Tuesday, June 2, 2009

Post 6 - Doe Boy

I know I said that I couldn’t stand “The Doe Boy” but that wasn’t meant in an “I hate it” way. It was meant in an “I’m overwhelmed” way and my emotional bucket was at its rim and couldn’t stand any more filling up. What an incredibly touching film and not just for Natives. Like Walker said about Harjo’s “Barking Waters”, I would agree the same is true for Randy Redford’s “The Doe Boy,” and I would suggest that there should be more films like them rather than the exception.

“The Doe Boy” can be seen and probably in no other way as through a close-to-life lens. Its power lies in the fact that it really moved me. Most movies hide a lot or make a lot up for the benefit of entertainment, but I don’t think its entertainment until some one is honestly moved or affected. This is what “The Doe Boy” did for me. It was a film that let me realize how every other film I’ve watched up to this point was laced with an imagination that oftentimes makes its citizens live and believe in an alternate world and this can’t be all that great supporting and influencing a society. This is because certain behaviors are based on misleading interpretations, almost on the fence of breeding immaturity.

For the character Hunter, he dealt with life and this is something hard to express in films because the entertainment value gets in the way. I am trying to say that a true sense of reality and life is seen through and understood by watching this movie. So someone who has been sheltered and living in an alternate reality is given a jolt to wake up.

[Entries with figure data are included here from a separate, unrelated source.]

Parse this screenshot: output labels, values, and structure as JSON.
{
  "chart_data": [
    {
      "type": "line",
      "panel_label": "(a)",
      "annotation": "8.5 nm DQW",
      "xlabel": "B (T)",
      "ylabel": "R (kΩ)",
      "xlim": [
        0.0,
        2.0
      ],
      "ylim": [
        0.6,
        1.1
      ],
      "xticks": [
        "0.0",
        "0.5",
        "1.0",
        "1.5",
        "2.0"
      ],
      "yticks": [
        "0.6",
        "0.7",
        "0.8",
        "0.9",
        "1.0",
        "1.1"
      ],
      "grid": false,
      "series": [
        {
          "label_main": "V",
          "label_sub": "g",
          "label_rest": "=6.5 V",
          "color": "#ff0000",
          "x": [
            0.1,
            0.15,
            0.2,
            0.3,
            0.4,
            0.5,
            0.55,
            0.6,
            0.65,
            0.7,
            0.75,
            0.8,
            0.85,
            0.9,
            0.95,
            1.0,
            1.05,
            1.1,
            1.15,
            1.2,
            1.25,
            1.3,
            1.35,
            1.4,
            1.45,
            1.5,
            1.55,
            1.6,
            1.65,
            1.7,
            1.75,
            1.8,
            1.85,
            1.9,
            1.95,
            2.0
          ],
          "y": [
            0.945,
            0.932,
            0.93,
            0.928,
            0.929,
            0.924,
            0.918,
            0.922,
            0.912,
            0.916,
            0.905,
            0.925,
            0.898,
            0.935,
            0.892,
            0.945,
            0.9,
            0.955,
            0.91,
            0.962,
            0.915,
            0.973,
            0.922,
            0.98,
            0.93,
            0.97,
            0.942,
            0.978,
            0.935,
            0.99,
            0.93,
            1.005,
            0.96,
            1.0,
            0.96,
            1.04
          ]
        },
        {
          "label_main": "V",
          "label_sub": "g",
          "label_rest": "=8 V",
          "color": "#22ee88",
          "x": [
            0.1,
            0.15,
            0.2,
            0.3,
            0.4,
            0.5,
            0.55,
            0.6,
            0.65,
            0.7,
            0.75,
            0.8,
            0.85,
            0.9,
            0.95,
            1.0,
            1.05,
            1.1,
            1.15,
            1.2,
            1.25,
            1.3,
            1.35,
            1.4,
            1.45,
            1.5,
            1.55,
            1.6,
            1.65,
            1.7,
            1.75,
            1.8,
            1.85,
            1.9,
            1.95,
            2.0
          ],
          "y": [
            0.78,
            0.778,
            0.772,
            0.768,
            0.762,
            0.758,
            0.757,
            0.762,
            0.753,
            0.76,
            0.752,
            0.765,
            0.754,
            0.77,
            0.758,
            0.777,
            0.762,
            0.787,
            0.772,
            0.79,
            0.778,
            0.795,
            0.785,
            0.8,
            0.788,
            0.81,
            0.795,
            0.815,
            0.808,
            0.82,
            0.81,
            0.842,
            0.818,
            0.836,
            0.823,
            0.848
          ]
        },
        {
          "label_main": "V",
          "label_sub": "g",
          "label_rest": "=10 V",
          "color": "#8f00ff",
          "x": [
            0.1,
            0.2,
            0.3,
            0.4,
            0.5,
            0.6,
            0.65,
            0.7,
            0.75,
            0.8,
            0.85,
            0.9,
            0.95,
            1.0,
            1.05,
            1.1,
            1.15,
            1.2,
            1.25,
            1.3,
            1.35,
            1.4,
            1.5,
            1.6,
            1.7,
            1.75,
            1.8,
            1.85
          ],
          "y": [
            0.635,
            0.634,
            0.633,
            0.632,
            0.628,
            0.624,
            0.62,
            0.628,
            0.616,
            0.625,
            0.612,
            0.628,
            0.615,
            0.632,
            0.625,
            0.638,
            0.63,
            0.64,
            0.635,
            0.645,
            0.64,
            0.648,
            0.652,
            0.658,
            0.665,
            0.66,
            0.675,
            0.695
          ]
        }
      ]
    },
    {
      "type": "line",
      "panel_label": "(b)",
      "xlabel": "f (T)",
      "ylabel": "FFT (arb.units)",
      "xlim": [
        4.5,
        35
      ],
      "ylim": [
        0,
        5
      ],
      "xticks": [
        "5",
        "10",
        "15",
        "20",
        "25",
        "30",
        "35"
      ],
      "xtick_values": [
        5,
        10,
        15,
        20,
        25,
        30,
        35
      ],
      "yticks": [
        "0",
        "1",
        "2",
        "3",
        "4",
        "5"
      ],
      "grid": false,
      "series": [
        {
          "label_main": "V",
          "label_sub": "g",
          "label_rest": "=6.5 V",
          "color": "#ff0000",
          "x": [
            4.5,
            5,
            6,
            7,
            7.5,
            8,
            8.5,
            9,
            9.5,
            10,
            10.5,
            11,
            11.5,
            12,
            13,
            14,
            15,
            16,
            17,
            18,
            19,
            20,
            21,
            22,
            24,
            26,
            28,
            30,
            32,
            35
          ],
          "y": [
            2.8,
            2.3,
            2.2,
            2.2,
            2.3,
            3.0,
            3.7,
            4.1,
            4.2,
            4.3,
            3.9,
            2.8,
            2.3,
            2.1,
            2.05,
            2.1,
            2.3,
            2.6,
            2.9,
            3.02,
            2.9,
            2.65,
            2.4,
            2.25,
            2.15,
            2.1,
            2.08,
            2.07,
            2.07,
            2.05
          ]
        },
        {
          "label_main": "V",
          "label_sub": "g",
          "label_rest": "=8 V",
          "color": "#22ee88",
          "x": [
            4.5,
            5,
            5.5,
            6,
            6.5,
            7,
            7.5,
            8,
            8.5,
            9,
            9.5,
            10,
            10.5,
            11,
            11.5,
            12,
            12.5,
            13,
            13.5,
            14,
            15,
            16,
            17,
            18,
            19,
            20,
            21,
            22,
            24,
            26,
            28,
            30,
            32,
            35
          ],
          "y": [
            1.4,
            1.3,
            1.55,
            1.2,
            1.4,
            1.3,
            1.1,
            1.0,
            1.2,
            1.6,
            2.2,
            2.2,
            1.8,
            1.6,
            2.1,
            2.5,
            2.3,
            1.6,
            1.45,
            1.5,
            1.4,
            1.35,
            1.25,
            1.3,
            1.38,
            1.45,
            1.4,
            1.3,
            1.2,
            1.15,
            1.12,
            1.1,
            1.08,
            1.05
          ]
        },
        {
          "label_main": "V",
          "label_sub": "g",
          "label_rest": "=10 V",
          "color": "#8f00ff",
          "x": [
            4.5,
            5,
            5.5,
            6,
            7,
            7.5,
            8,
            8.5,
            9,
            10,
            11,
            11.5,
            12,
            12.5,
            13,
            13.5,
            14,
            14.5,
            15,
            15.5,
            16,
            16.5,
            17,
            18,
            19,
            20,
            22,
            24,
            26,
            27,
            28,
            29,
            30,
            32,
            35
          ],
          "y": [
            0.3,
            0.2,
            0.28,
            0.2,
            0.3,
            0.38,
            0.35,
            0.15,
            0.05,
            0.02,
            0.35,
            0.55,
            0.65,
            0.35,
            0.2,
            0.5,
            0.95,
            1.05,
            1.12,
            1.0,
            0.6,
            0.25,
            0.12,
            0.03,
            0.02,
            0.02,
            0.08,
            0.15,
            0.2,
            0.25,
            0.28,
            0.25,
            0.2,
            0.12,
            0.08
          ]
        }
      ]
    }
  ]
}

Sometimes lower-budget films are great because they don’t use made-up material. The directors are forced to use what is available and not what is made on a computer or with some other fashionable tool or decoration. Sometimes movies become so convoluted with the entertainment factor that they oftentimes shape a society in a negative way, kind of like the YouTube clips on Native American stereotypes in film that we watched. I’m not saying that all movies should have that “real factor” that “The Doe Boy” has; I’m just suggesting that there should be more of them and I think Harjo and Redford are onto something.